Actual tables to be filled in are provided in Google Docs and the links can be found below. You should talk to each other to form the groups and split the work. Do not worry if you miss something, we will collect result from all groups and discuss it together.
Group 1:
Group 2:
Group 3:
Group 4:
Group 5:
Group 6:
Group 7:
Group 8:
3.1. Organize working folder
3.2. Pre-processing
3.3. Assembly
3.4. Assessing assembly quality using Quast
3.5. Gene prediction using Prodigal
3.6. Running completeness estimates
3.7. Identifying ribosomal RNAs
These steps will help you obtain results to think about the following questions:
Questions:
Q3.1: Did you notice how many reads were discarded in the pre-processing? Do the numbers differ between the Miseq and Hiseq datasets?

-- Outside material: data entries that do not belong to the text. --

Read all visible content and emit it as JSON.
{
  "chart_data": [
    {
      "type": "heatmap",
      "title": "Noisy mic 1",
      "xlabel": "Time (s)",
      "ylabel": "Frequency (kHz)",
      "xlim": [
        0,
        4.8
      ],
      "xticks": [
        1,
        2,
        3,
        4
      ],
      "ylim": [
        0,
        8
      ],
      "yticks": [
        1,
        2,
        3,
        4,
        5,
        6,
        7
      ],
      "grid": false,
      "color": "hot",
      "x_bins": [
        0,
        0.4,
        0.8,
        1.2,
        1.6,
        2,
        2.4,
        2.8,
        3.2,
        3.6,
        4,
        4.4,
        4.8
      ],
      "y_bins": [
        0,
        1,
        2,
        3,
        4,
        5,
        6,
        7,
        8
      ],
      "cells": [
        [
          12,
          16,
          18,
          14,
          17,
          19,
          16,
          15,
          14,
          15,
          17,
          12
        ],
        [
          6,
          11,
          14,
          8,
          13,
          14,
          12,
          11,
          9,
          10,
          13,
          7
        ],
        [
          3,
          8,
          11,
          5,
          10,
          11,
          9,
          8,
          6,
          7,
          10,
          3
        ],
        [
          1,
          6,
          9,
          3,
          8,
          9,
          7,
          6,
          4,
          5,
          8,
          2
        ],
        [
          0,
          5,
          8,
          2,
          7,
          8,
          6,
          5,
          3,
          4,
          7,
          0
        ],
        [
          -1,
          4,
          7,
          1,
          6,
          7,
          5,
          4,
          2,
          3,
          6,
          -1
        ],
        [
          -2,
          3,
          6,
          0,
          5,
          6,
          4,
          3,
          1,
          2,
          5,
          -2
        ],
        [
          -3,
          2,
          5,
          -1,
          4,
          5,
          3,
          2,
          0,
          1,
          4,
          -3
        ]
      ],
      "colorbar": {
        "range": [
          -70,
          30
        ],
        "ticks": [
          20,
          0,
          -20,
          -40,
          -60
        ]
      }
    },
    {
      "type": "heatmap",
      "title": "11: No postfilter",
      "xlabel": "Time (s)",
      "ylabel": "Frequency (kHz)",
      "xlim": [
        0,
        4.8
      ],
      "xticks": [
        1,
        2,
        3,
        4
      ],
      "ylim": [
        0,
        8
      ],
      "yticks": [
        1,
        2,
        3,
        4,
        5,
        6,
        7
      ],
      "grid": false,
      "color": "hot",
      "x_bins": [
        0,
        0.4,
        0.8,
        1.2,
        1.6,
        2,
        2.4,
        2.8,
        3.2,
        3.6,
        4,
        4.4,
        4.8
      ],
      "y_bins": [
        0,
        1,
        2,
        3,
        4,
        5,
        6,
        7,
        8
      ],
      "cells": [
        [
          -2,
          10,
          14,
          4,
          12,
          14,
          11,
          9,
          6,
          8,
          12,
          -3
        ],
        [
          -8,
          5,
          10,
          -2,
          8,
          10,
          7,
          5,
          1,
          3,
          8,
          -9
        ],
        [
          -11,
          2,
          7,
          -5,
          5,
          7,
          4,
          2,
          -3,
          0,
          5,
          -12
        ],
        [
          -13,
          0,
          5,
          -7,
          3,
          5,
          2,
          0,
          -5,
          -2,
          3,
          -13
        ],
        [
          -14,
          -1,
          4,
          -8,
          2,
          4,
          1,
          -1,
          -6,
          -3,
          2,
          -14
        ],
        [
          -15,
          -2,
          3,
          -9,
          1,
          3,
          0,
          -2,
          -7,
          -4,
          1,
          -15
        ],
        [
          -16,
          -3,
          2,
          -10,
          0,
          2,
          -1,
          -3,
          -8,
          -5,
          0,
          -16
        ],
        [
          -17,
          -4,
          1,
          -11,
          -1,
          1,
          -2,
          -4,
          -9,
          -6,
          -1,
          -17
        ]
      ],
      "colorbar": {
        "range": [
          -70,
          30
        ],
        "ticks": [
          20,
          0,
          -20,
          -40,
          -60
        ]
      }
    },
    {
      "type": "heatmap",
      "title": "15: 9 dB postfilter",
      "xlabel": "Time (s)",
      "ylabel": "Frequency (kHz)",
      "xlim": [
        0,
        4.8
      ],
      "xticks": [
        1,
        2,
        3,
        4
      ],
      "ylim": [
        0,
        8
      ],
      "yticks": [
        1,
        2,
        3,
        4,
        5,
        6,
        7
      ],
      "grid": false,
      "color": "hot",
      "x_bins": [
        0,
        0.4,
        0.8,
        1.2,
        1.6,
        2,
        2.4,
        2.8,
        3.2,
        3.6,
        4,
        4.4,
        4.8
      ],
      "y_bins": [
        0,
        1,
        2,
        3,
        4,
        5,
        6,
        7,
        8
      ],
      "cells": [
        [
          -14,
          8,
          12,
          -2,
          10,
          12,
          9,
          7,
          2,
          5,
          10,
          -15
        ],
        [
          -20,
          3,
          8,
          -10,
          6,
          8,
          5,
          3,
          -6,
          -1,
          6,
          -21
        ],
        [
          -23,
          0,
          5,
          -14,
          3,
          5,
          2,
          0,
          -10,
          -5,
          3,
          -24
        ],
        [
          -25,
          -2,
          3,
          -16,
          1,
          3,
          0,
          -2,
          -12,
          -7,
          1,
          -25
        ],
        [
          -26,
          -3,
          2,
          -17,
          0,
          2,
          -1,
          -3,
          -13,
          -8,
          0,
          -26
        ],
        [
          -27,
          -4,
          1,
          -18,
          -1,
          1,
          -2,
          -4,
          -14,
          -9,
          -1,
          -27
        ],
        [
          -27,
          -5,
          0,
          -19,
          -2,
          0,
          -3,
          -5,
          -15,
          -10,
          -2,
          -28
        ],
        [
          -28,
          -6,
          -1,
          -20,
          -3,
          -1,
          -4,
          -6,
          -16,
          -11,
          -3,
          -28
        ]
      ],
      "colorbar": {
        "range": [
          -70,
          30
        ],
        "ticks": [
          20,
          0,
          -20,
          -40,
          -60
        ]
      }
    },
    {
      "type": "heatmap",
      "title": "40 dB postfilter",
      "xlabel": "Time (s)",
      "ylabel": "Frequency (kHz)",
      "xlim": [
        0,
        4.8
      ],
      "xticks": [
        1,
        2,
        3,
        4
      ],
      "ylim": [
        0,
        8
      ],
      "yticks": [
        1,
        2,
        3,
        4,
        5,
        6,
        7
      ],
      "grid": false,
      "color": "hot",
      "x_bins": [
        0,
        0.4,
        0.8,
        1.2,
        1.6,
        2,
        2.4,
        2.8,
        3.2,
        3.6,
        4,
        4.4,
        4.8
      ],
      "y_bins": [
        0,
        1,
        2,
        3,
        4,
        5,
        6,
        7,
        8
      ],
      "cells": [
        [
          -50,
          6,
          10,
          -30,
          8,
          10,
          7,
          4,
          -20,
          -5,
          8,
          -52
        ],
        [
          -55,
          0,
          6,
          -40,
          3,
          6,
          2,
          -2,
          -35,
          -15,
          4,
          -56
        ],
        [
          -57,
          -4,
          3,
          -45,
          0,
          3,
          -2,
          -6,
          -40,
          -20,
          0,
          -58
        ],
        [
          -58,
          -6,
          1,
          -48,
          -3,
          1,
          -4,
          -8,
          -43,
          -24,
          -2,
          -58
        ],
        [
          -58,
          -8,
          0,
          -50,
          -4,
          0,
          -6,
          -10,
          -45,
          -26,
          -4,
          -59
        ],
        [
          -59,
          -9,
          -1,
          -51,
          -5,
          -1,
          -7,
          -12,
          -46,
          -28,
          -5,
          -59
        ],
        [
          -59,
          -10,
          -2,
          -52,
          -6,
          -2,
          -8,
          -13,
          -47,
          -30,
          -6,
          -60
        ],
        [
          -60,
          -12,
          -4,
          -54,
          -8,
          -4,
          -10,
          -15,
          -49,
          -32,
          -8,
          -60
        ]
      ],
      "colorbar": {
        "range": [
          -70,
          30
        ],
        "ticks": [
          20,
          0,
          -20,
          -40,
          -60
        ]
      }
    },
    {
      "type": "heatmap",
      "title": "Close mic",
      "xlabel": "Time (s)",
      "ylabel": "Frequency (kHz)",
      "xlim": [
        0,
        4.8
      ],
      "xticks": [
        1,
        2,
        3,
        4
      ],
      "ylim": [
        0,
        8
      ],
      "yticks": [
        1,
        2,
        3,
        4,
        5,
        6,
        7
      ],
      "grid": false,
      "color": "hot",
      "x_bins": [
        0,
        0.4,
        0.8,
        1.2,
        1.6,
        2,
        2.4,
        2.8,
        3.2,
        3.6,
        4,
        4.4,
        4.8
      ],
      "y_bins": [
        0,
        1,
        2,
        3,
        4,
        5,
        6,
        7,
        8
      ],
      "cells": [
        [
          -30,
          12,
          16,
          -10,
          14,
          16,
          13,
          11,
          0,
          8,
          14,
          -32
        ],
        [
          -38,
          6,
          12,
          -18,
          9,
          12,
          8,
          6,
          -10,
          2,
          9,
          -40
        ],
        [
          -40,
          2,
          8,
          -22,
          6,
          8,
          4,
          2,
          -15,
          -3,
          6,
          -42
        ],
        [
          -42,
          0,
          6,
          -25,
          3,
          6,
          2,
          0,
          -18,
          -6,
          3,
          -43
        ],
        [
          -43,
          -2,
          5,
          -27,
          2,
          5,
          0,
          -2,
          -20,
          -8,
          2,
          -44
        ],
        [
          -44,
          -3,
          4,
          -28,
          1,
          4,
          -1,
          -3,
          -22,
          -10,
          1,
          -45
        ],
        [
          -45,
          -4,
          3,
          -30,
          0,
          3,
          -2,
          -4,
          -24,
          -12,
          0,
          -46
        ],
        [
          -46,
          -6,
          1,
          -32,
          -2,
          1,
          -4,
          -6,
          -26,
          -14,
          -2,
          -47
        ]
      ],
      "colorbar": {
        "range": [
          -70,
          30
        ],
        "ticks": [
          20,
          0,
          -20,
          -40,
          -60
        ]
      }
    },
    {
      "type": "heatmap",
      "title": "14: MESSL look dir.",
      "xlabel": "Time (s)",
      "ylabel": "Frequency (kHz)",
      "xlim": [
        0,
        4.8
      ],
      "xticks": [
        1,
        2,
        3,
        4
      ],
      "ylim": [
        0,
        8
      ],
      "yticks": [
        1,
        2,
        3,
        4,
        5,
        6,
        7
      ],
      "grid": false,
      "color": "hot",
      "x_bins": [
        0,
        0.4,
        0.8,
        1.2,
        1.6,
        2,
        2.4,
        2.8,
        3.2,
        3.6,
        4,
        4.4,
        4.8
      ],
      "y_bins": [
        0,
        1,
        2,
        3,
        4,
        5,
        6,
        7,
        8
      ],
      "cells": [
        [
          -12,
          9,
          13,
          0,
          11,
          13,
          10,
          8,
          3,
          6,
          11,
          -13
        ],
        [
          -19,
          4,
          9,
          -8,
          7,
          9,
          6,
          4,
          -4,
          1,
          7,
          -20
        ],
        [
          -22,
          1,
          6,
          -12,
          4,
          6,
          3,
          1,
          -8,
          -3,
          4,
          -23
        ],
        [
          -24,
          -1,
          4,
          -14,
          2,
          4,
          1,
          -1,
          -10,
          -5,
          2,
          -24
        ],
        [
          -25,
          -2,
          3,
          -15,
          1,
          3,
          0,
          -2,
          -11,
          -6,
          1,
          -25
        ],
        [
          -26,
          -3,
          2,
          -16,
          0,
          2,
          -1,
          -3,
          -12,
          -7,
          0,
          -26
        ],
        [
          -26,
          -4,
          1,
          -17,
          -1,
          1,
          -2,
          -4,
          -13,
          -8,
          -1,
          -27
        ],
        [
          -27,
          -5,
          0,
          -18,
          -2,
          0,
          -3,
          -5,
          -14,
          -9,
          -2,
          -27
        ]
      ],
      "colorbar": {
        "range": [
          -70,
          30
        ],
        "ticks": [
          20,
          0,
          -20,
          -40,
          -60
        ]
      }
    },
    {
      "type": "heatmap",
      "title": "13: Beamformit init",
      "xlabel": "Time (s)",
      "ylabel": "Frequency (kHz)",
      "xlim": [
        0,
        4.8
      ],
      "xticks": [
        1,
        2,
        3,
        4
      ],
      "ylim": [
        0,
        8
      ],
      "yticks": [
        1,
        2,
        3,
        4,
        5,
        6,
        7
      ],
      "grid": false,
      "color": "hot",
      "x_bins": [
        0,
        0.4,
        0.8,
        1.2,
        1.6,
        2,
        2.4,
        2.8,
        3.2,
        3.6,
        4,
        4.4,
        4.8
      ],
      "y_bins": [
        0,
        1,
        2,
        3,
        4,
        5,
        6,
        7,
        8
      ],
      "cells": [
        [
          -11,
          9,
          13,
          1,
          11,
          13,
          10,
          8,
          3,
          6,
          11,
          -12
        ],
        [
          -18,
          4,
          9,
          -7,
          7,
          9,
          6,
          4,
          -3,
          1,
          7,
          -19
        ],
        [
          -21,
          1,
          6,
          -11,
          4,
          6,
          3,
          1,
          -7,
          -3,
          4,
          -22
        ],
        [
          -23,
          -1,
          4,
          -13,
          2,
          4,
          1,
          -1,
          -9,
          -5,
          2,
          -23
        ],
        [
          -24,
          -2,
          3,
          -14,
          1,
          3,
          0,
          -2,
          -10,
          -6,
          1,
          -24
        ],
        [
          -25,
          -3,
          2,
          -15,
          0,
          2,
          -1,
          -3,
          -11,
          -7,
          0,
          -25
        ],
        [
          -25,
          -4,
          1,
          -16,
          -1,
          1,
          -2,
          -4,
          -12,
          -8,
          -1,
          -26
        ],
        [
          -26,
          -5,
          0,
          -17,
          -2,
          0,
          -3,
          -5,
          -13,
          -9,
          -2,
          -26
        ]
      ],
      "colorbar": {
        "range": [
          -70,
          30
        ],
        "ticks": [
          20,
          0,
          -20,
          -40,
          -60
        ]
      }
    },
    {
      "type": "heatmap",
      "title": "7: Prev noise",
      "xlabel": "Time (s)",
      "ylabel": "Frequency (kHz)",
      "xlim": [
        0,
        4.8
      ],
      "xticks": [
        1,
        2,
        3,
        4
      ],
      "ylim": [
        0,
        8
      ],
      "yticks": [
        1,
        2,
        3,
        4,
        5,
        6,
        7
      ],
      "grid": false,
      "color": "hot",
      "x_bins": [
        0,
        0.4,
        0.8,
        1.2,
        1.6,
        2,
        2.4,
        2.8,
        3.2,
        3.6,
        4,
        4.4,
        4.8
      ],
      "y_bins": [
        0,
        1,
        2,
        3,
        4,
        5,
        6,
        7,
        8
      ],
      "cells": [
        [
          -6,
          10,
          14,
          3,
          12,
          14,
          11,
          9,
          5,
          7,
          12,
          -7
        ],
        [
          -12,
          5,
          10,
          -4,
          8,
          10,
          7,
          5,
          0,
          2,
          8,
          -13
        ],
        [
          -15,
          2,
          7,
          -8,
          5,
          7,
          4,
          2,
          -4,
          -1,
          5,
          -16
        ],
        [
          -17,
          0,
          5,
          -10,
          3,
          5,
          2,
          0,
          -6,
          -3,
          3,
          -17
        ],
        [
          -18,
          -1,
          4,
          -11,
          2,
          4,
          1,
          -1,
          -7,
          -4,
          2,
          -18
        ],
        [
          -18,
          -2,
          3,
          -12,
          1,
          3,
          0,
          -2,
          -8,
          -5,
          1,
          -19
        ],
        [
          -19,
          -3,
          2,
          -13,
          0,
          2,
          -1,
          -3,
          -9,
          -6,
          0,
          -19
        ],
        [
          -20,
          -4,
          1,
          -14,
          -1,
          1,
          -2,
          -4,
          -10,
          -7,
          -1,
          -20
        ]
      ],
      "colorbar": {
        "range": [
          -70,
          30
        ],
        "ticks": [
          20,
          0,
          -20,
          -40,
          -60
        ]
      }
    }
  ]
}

You can use the group google doc to see the results for all the datasets.
Q3.2: Did you notice any differences between HiSeq and MiSeq data and the different assemblers?
Q3.3: Did you notice the impact of trimming, is it the same for all assemblers?
Q3.4: What do you think is the best way to assess the ‘quality’ of an assembly? (e.g. total size, N50, number of predicted ORFs, completeness)
Q3.5: What do you think is the best way to assemble this particular SC dataset? Why?
Q3.6: What is the identity of the organism based on the analyses you have performed? What phylum does it belong to and is there any closely related organisms in the databases?
Q3.7: Try to find out in what type of environment you might find similar organisms in.